PERSEPSI DAN SIKAP MASYARAKAT KELURAHAN

SUNGAI DAMA TERHADAP PERATURAN DAERAH

(PERDA) KOTA SAMARINDA NOMOR 02 TAHUN

2011 TENTANG PENGELOLAAN SAMPAH

DAN PELAKSANAANNYA

Muhammad Auliya1

Abstrak

Penelitian dimaksudkan untuk menganalisis dan mendeskripsikan serta bagaimana persepsi dan sikap masyarakat Kelurahan Sungai Dama terhadap larangan membuang sampah pada siang hari yang tertuang di dalam Perda No.2 Tahun 2011 Kota Samarinda, bahwasanya Perda ini telah lama diterbitkan, dan dipasang di setiap TPS melalui media spanduk dan papan himbauan, namun hingga saat penelitian ini dilakukan masih ditemukan pelanggaran yang dilakukan oleh masyarakat. Penelitian ini menggunakan metode deskriptif kualitatif, dengan fokus penelitian yaitu (1) pengetahuan masyarakat terhadap pelaksanaan Perda, (2) pendapat dan penilaian masyarakat terhadap Perda, serta (3) Sikap masyarakat terhadap pelaksanaan Perda No.2 Tahun 2011 Tentang Pengelolaan Sampah (4) Harapan masyarakat terhadap Perda dan pelaksanaannya. Hasil penelitian menunjukan bahwa masih banyak masyarakat kelurahan sungai dama yang tidak mengetahui dan memahami keberadaan perda tersebut.Sebagian besar masyarakat yang diwawancarai kurang setuju dengan adanya perda tersebut, khususnya larangan membuang sampah pada siang hari, mereka beranggapan waktu yang ditetapkan terlalu singkat yaknipada pukul 06:00-18.00 WITA. Mereka biasa membuang sampah pada pukul 08.00 pagi saat hendak berangkat bekerja dan pada pukul 17.00 sore ketika hendak pulang ke rumah atau telah selesai bekerja. Faktor yang membuat masih sering terjadinya pelanggaran perda, selain ketidak tahuan masyarakat terhadap keberadaan perda tersebut juga karena meniru anggota masyarakat lain yang membuang sampah pada siang hari.

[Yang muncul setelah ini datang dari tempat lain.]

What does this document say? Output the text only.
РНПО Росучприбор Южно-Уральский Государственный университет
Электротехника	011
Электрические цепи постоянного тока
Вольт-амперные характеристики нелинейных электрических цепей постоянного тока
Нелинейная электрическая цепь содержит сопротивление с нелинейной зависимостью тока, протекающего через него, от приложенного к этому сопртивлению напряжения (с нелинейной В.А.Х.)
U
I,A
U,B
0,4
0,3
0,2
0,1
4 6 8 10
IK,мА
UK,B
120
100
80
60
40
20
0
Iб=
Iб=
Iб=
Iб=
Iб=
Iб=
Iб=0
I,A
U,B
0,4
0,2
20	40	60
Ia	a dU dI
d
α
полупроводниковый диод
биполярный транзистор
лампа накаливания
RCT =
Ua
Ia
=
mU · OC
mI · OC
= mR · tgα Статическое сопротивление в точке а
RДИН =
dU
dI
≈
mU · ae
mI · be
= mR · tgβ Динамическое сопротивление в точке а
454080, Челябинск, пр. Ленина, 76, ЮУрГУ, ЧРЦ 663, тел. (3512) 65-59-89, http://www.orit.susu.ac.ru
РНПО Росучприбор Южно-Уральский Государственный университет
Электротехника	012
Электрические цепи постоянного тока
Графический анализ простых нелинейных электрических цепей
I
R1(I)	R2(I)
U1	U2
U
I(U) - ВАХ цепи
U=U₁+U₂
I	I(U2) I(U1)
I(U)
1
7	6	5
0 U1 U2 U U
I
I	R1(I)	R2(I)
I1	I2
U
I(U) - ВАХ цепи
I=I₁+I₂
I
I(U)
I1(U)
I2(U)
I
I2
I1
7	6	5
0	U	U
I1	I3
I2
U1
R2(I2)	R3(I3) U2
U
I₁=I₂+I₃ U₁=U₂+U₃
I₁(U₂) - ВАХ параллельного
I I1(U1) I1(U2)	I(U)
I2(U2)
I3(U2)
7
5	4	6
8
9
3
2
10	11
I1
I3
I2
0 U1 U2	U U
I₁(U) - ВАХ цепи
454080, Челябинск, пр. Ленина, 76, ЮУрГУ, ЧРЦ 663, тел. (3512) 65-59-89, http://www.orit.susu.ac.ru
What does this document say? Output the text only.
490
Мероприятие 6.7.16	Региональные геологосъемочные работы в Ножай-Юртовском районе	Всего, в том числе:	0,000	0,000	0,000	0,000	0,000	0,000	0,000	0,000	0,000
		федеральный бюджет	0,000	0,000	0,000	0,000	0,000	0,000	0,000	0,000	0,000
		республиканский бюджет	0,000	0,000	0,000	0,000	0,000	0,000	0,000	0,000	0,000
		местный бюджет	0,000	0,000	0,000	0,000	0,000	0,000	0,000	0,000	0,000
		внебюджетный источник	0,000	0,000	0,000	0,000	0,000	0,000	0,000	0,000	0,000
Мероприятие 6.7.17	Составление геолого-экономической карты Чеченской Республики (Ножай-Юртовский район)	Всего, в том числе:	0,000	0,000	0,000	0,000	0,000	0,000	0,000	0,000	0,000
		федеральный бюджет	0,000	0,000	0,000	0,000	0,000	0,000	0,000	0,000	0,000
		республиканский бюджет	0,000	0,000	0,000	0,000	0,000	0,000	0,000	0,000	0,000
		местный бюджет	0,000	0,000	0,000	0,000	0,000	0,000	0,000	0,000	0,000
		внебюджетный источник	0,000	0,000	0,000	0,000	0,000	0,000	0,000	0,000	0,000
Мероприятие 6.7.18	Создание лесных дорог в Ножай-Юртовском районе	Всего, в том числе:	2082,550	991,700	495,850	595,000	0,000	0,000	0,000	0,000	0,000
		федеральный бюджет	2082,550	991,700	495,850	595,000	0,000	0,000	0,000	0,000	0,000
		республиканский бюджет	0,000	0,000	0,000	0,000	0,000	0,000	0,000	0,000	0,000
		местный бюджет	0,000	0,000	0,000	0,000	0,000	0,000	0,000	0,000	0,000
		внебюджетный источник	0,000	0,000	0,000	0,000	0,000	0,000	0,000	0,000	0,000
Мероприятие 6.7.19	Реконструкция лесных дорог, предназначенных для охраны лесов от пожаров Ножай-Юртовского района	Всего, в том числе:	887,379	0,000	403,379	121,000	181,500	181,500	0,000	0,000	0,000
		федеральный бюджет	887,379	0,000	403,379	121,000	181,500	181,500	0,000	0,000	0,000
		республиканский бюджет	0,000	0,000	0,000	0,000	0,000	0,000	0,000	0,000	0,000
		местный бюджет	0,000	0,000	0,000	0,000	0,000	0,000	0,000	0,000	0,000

Kata Kunci: Persepsi, Sikap, Pengelolaan Sampah. Pendahuluan

Kota Samarinda sebagai Ibukota Provinsi Kalimantan Timur, selayaknya dapat menjadi contoh bagi kota/kabupaten lain di Provinsi Kalimantan Timur, termasuk di dalam pengelolaan sampah. Pengelolaan sampah dilaksanakan agar tercipta kota yang bersih, rapi, serta indah dipandang.

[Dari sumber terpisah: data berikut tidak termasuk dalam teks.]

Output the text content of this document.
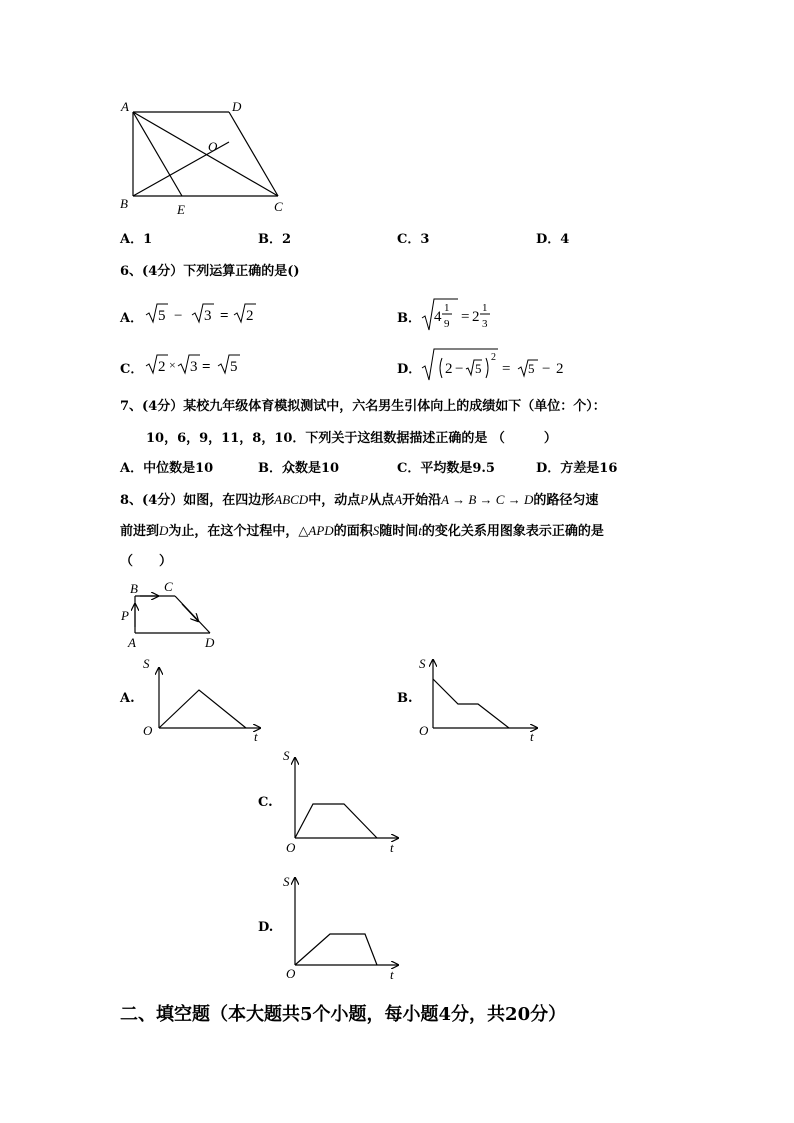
A	D
O
B	E	C
A．1	B．2	C．3	D．4
6、(4分）下列运算正确的是()
A． 5 − 3 = 2	B． 4
1
9 = 2
1
3
C． 2 × 3 = 5	D． 2 − 5
2
= 5 − 2
7、(4分）某校九年级体育模拟测试中，六名男生引体向上的成绩如下（单位：个）：
10，6，9，11，8，10．下列关于这组数据描述正确的是 （　　　）
A．中位数是10	B．众数是10	C．平均数是9.5	D．方差是16
8、(4分）如图，在四边形ABCD中，动点P从点A开始沿A → B → C → D的路径匀速
前进到D为止，在这个过程中，△APD的面积S随时间t的变化关系用图象表示正确的是
（　　）
B C
P
A	D
A.
S
O	t
B.
S
O	t
C.
S
O	t
D.
S
O	t
二、填空题（本大题共5个小题，每小题4分，共20分）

Untuk mewujudkan hal tersebut Pemerintah Kota Samarinda telah melakukan beberapa upaya. Salah satunya adalah dengan menerbitkan Larangan membuang sampah pada siang hari, yang dimuat dalam Peraturan Daerah No.02

1 Mahasiswa Program S1 Sosiatri-Sosiologi, Fakultas Ilmu Sosial dan Ilmu Politik, Universitas

(2)

Tahun 2011 tentang Pengelolaan Sampah Kota Samarinda, Pasal 38 ayat 8 yang berbunyi: “Setiap orang atau pemilik/penghuni bangunan dilarang membuang sampah di TPS pada jam 06.00 — 18.00 Wita”.

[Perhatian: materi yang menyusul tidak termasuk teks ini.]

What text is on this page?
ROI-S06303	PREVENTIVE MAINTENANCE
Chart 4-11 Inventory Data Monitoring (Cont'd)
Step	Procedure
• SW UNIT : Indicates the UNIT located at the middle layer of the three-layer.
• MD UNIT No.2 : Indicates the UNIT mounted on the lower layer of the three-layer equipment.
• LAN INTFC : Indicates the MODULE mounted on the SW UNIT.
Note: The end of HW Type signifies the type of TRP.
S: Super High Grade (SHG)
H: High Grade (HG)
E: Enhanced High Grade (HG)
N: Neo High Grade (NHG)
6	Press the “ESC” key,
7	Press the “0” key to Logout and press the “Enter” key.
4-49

Sedangkan bagi masyarakat yang melanggar Menurut Pasal 47 ayat 1, Perda No.02 Tahun 2011 Kota Samarinda, dapat dikenakan sanksi sebagai berikut:

Pasal 47

1) Setiap orang yang melakukan pelanggaran terhadap larangan sebagaimana dimaksud dalam Pasal 38, Pasal 39, dan Pasal 40 diancam dengan pidana kurungan paling lama 3 (tiga) bulan atau denda paling banyak Rp.50.000.000,00 (lima puluh juta rupiah).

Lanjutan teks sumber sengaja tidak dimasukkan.